If there is one thing that should be evident in an ID portfolio, it’s concern for user experience. The study of human factors and the study of product design are tightly connected, and many of the most influential thinkers in usability began as industrial designers and engineers. So it’s a disappointment when ID websites are bleakly utilitarian or so dependent on Flash-based effects that a smooth experience is impossible.
Nothing could be further from Laffon’s design. Despite its lushly cinematic first impression, it provides clear and intuitive visual cues that concisely map the portfolio space.
In particular, he uses translucency not only as a setting for his portfolio frame, but to aid in navigation and as a way to keep visual focus firmly on his work. Navigation elements react by appearing to change their amount of transparency. Project briefs never obscure the work, and are easily dismissed without any distracting motion on the page itself.
Laffon initially hoped to create an HTML-based site, because most of the sites he admired as examples of clear navigation avoided the Flash temptation. As he says, “I finally decided to go with Flash because it allows me to be more creative in terms of layout and the translucency. But there are so many things you can do in Flash that can distract you from your original intent. You constantly have to limit yourself because it is so easy to overdo it.”
Content
Exhibit, product, industrial, and architectural designers run up against an obvious limitation with their first professional portfolio. Few of their ideas have been built. In decades past, concept designs were obvious as such. In some portfolios, they-still are. Emmanuel’s work is so clean, crisp, and detailed that many of his concept pieces can be easily mistaken for photos, a fact that was brought home by the many people who contacted him wanting to buy his “huit sofa”—a loveseat concept based on the figure 8. Many of these people found the project through blog articles—a natural result of having so many possible points of entry to an intriguing project.
As it’s difficult to get the sense of a 3D object with one photo, Laffon presents his images from multiple views, and distances, at a size that makes their materials and scale apparent. Objects whose size might not be obvious are put in photographic context.
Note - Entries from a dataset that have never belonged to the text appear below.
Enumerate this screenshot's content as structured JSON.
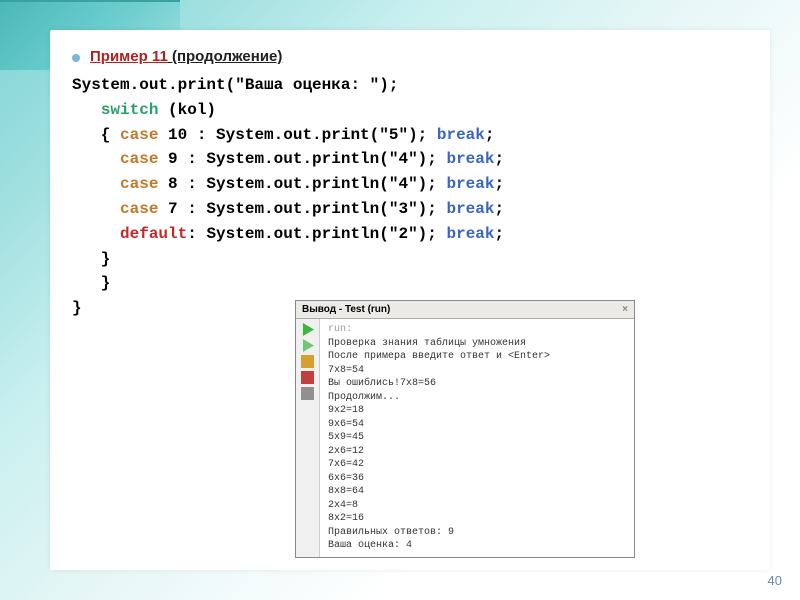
{
  "title": {
    "example_label": "Пример  11",
    "continuation": " (продолжение)"
  },
  "code": {
    "l1": "System.out.print(\"Ваша оценка: \");",
    "l2_kw": "switch",
    "l2_rest": " (kol)",
    "l3_open": "   { ",
    "l3_case": "case",
    "l3_mid": " 10 : System.out.print(\"5\"); ",
    "l3_break": "break",
    "l4_pad": "     ",
    "l4_case": "case",
    "l4_mid": " 9 : System.out.println(\"4\"); ",
    "l4_break": "break",
    "l5_pad": "     ",
    "l5_case": "case",
    "l5_mid": " 8 : System.out.println(\"4\"); ",
    "l5_break": "break",
    "l6_pad": "     ",
    "l6_case": "case",
    "l6_mid": " 7 : System.out.println(\"3\"); ",
    "l6_break": "break",
    "l7_pad": "     ",
    "l7_default": "default",
    "l7_mid": ": System.out.println(\"2\"); ",
    "l7_break": "break",
    "semicolon": ";",
    "l8": "   }",
    "l9": "   }",
    "l10": "}"
  },
  "output": {
    "tab_label": "Вывод - Test (run)",
    "tab_close": "×",
    "run_label": "run:",
    "lines": [
      "Проверка знания таблицы умножения",
      "После примера введите ответ и <Enter>",
      "7x8=54",
      "Вы ошиблись!7x8=56",
      "Продолжим...",
      "9x2=18",
      "9x6=54",
      "5x9=45",
      "2x6=12",
      "7x6=42",
      "6x6=36",
      "8x8=64",
      "2x4=8",
      "8x2=16",
      "Правильных ответов: 9",
      "Ваша оценка: 4"
    ]
  },
  "slide_number": "40"
}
In addition, Laffon’s site contains his video walkthrough, which is available in three resolutions—two viewable online, one downloadable in high resolution.
Laffon‘s website concentrates on finished, modeled projects that can speak for themselves with little context. His laptop presentation, however, contains process work that allows him to discuss how he arrives at and develops his ideas.
Future plans
Laffon is particularly interested in consumer electronics and furniture, two areas that do not have much overlap. A few years down the road, he’ll probably have to make a choice, but for now he continues to add examples of both when he updates his site. He also goes back and reworks older designs as he sees better, more workable ways to build them, while weeding out older projects to make room. However, he intends to maintain his basic portfolio design for the foreseeable future because it works so well for him. Changing the background images to refresh his content and allowing the backgrounds to interact with his projects has kept his ideas fresh.